Once through, I still have 90 minutes to kill before take-off. This means walking round the shops, which with every trip are becoming more familiar to me than the layout of my kitchen. I now know the various fragrances of Dior, Guerlain and Acqua di Parma well enough to write a consumer guide. I have tried on more Tissot watches I’m not going to buy than I care to remember, and the designs of Charbonnel et Walker truffle boxes are burnt onto my retina for life. Meanwhile, all the seats in the waiting area are taken up; it’s probably just as well – if I sat down for a second, I’d sleep through the final call. So I carry on walking around feeling like one of those marathon dancers in They Shoot Horses Don’t They. The announcement screen informs me I won’t get my gate details till 6.30 a.m., so I should just ‘Relax!’ Whoever programmed this has a bleak sense of humour or hasn’t ever travelled at this time of day. I think it is the same person who came up with the Gmail slogan ‘Woohoo! You’ve read all the messages in your inbox!’, that sarcastically cheery message specially designed to make lonely people feel much, much worse.

Once boarding is called, we stand in a queue which never seems to move. After our passports and boarding cards have been checked, we stand in another queue that doesn’t actually move for them to let us out of the building. Then we stand in a third queue waiting to climb the steps of the plane. It’s around this moment I begin to think I should have probably chosen some other path in life.

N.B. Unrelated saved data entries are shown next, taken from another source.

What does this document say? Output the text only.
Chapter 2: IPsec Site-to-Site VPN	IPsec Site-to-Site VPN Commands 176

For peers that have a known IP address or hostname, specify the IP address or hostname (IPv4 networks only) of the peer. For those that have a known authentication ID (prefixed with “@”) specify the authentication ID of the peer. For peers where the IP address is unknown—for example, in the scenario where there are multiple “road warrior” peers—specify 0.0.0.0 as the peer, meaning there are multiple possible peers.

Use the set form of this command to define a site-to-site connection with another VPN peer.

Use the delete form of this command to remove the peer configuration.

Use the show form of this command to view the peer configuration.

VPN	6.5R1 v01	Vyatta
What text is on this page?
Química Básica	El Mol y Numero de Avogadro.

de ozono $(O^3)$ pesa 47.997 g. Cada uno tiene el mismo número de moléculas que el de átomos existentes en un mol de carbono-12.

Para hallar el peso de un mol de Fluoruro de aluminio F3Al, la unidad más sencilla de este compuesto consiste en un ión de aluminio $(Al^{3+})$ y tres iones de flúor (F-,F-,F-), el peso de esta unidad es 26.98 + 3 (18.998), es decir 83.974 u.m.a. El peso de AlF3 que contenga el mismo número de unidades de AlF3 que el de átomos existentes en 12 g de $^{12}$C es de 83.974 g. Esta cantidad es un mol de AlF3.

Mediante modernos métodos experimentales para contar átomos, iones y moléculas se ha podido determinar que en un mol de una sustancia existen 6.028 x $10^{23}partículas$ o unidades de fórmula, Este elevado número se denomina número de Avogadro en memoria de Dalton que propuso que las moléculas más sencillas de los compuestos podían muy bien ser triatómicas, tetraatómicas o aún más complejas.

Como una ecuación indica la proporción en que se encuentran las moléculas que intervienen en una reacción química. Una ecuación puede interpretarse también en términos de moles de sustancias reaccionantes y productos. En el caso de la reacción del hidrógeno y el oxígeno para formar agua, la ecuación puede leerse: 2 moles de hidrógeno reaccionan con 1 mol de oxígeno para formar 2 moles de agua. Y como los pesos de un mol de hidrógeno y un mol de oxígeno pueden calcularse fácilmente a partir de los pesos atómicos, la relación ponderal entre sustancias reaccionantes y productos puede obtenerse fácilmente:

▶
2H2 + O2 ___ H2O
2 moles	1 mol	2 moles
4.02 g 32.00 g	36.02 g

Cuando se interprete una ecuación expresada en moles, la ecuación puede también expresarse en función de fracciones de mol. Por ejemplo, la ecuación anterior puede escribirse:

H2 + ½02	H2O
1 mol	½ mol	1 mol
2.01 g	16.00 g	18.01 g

Returning, of course, is a slightly different matter. Italy is not Britain, the airport staff all seem cast by Fellini, and their don’t-worry-be-happy attitude seems to waft you through the formalities as though sped along on gliding Vespa wheels. There are pasta shops and coffee bars that feel quite authentic. Crema di café please, in a bigger glass! Two gelati alla nocciola!  Flight delay? No problem! Boarding card? Va bene, ciao!

But getting back to the UK, it all starts again. There’s the usual snaked and staggered queue, packed to bursting behind elasticated cordons. The passport gate takes your picture as you pass through and thoughtfully flashes it back to you so you can see how shagged out you look. Screens tell you all the forms of behaviour they’ll prosecute you for if you’re tempted, and snarl in boldface that ‘You like respect, so do we’ – announcements no other country I’ve ever visited feels compelled to display but which come at you like the great scowling face of British officialdom.

As for my coach home, it’s just left, and there isn’t another for an hour and a half. So I buy an egg sandwich. And a sultana and oat biscuit. And a flat white. I look at magazines I’m too tired to read, I stare at the menu images in Leon. I overhear a woman saying to her husband, ‘Our car is parked in Zone K.  K! That’s K for Ketamine.’

There must be better ways to do this. My new definition of having arrived in life is being able to stay at airport hotels without counting the pennies, but it remains several continents away. Sponsorship anyone? There’s little I won’t do to bypass the above, and as for changing my pen name to ‘Novotel’ or ‘Radisson Blu’, I am, if a mini-kettle’s involved, very much open to discussion.